The report started with the statement that the average income of the top 5% of households is the largest among large cities in the U.S. I really don’t care for comparisons that deal with just the raw numbers as the level of income in any local area is very much dependent on the cost of living in that area. The areas like the District of Columbia and San Francisco have higher costs of living numbers. Thus the average income for any group would be expected to be higher in those areas. To compare the various geographic areas adjustments for those differences are needed. That is why many economists rely on the measures like the Gini Index to measure income inequality.
In comparing the various metropolitan areas the D.C Fiscal Policy Institute used their own measure of the income gap.
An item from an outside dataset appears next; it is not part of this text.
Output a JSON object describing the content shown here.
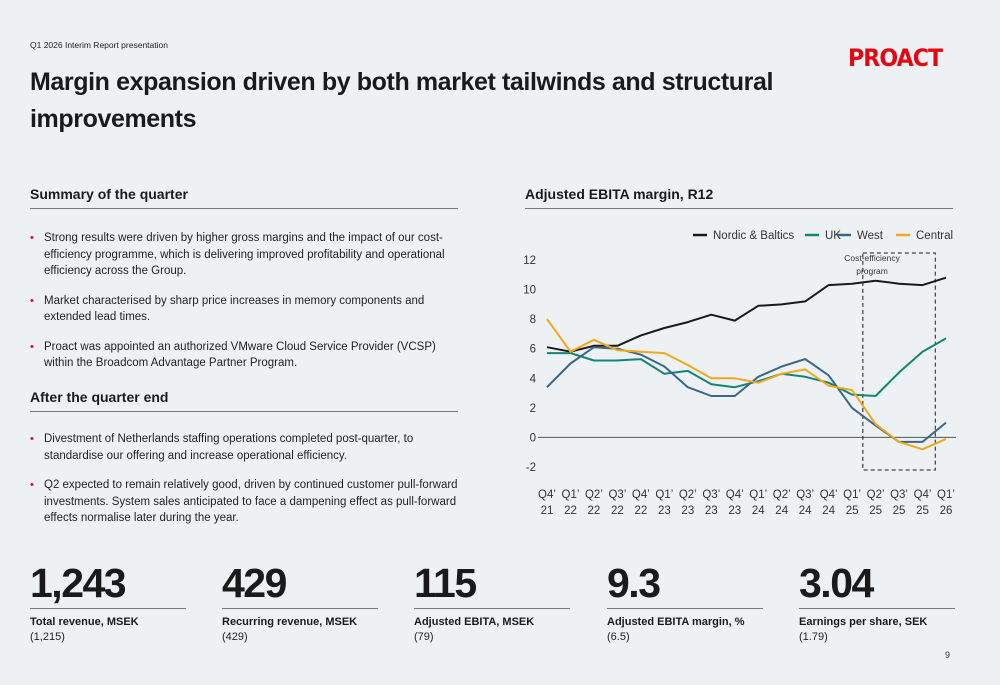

They choose the ratio of the average income of the top 5% to the average income of the bottom 20%. They certainly have the right to choose whatever measure they wish to use. But a multitude of differencing measures, to me at least, creates confusion. There already exists a similar measure to theirs. It is the Palma Index of income inequality. That measure is calculated as the average income of the top 10% to the average income of the bottom 40%. Why not stick with that measure? I suspect because the D.C. Fiscal Policy Institute makes the level of inequality appear worst.
Given that he Palma measure is already in place I don’t see the value of new and essentially similar measure. I do not know of a single measure the captures the true picture of the level of income inequality for comparative purposes. I did come across another interesting piece comparing the Palma Index to the Gini Index. That post was in response to comments about the author’s paper on the Palma Index. Both of the post and the paper are a year old. To my reading the post shows that both the Palma and the Gini have serious shortcomings.
Significant income inequality is real. Measuring it and how it changes is still a work in progress.